Alors que l’année 2024 touche à sa fin, ainsi prend fin la commémoration du 75e anniversaire de la Mission pontificale pour la Palestine, l’agence opérationnelle de CNEWA au Moyen-Orient.
Même si la commémoration de ce 75e anniversaire nous rappelle de tristes souvenirs – ces générations de juifs, de chrétiens et de musulmans, marquées par des conflits, la guerre, l’oppression, les déplacements et les foyers brisés – nous gardons tout de même un souvenir positif de ces 75 années qui ont été marquées avant tout par l’amour et la préoccupation à l’échelle internationale pour le sort de centaines de milliers d’hommes, de femmes et d’enfants qui, sans que ce soit de leur faute, se sont retrouvés à la merci des autres. Nous nous souvenons en particulier de la grande préoccupation de la communauté catholique mondiale pour ces générations de personnes déplacées ou réfugiées.
Qu’est-ce que la Mission pontificale pour la Palestine ? Laissez-moi vous expliquer.
Un des bons fruits à être ressorti des horreurs et des ravages de la Seconde Guerre mondiale a été l’engagement de la part de la famille des nations à faire tout en son possible pour que le monde évite une autre guerre mondiale et travaille plutôt ensemble afin de résoudre les différends régionaux, avant que ces différends ne se transforment en conflits armés. L’ONU a été érigée en instance internationale pour devenir un lieu de dialogue et d’échanges entre les diverses nations. L’une des premières interventions de l’ONU eut trait à l’occupation européenne de territoires au Moyen-Orient, tout particulièrement sur la question de la Palestine qui se trouvait sous mandat britannique. Les états membres de l’ONU votèrent en novembre 1947 la partition de la Palestine en deux états indépendants, l’un arabe et l’autre juif. Le plan prévoyait également la création d’un organisme international pour gouverner la ville sainte de Jérusalem. Des affrontements entre habitants arabes et juifs ont cependant éclaté peu après. La violence s’est intensifiée lorsque les Britanniques ont retiré leurs troupes de la Palestine en mai 1948. Israël a immédiatement proclamé son indépendance et les voisins arabes du nouvel état d’Israël ont déclaré la guerre, provoquant un exode massif de réfugiés.

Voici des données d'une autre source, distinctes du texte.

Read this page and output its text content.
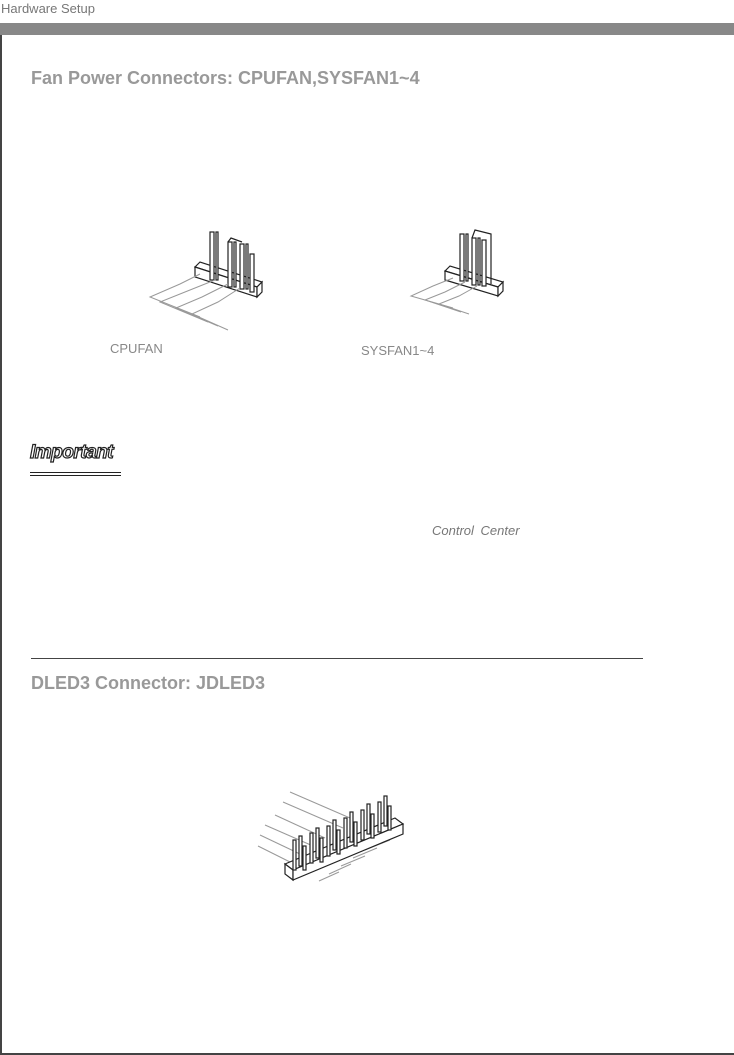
Hardware Setup
Fan Power Connectors: CPUFAN,SYSFAN1~4
CPUFAN	SYSFAN1~4
Important
Control Center
DLED3 Connector: JDLED3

Du jour au lendemain, près d’un million de palestiniens -arabes, chrétiens et musulmans -ont fui leurs foyers et leurs villages ancestraux, pour chercher refuge au Liban voisin, dans le Royaume hachémite de Transjordanie, à Gaza (alors occupée par l’Égypte) et en Syrie. Dans sa lettre encyclique de 1948, In multiplatinum curis, le pape Pie XII écrivait ceci : « sur la terre où notre Seigneur Jésus-Christ a versé son sang […] le sang des hommes continue de couler […] les hommes continuent de se battre et d’augmenter la détresse des malheureux et la peur des terrorisés, tandis que des milliers de réfugiés, sans abri et chassés de leurs foyers, errent loin de leur patrie à la recherche d’un abri et de nourriture. »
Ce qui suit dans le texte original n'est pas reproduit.